If you have been caught in the middle of a disaster of the scale of Haiti - or Katrina before that - I do not think that looting food from a destroyed supermarket should be illegal and prevented. It makes no sense to me that humanitarian aid should be inhumane. If there were foodstuffs and water available in the wrecked supermarket, and people who required foodstuffs and water still not reached by the aid which is flooding to Haiti, then they should have been allowed to take and distribute it. It's different if they are looting TVs and people's possessions. Or trying to make a fast buck out of the food.

I can't understand why the surviving members of Haiti's government and local government aren't organising what can be organised, and that's one of the things that could be organised: commandeering the water and foodstuffs that are available in the ruins.

America has promised help and aid, and although we may be suspicious of their motives, there is no doubting that they are sending massive numbers of people and equipment.
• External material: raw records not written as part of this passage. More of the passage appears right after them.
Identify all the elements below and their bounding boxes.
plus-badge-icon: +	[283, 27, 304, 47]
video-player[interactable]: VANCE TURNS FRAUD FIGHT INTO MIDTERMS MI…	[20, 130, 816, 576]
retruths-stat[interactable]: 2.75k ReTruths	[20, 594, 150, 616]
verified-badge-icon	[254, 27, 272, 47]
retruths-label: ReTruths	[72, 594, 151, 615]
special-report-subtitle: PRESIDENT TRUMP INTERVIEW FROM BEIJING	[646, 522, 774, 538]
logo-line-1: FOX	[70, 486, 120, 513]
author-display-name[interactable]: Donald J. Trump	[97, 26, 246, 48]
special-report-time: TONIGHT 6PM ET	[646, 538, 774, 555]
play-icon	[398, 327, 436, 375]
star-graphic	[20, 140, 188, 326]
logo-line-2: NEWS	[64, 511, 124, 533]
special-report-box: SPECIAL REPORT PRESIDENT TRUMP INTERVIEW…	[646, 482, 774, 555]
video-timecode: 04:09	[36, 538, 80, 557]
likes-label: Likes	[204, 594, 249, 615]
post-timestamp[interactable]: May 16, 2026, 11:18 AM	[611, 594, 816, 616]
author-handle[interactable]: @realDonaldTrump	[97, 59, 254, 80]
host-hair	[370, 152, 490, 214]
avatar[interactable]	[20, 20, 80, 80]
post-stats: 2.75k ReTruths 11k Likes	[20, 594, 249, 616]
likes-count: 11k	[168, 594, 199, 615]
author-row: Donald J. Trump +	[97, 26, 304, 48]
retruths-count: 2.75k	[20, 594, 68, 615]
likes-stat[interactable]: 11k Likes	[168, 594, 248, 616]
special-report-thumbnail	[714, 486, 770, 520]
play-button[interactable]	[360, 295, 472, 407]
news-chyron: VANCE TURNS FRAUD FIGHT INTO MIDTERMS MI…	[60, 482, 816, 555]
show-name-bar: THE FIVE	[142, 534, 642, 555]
What America has proved over and over is that they are a lumbering administration which takes a long time to take decisions, with a massive hierarchy. The length of time it took them to respond to the effects of hurricane Katrina in their own country showed that they take a long time to get their act together. It seemed that journalists from other countries around the word were achieving more in terms of on-the-ground help initially than the army and officials who were there.

It is frustrating that, once again, news teams seemed able to respond, get to the area in question with their equipment and supplies far faster than any government could get aid to the same area. That the UN were concentrating on trying to rescue their own personnel was understandable... but when they progressed to policing the area rather than trying to help the people who are stuck there without food and water and medical help, it made me angry.

I hope that the delay in getting aid to the people who need it is purely logistical, and there aren't people from agencies and governments around arguing the toss about who should be in charge of what. Unfortunately, due to sheer numbers and firepower, it seems likely the Americans will be in charge. I hope that works out well for Haiti and not badly. I hope America has pure motives and not the usual power-, land-, oil-, and money-grabbing motives which seem to be behind nearly everything they have done in the past few years, when they have marched into other countries. I used to have the same faith in Obama that the Americans had, but the fact that Guantanamo is still open has undermined that trust.

In the end, in this sort of situation, it should be people and not things or assets, which are important. For many people, trapped in their homes, time has already run out. For many thousands of others, their health and continued existence depends on the people who arebringing aid, defeating the logistical challenges, getting the right stuff to the right people, and doing it quickly. I pray that they will.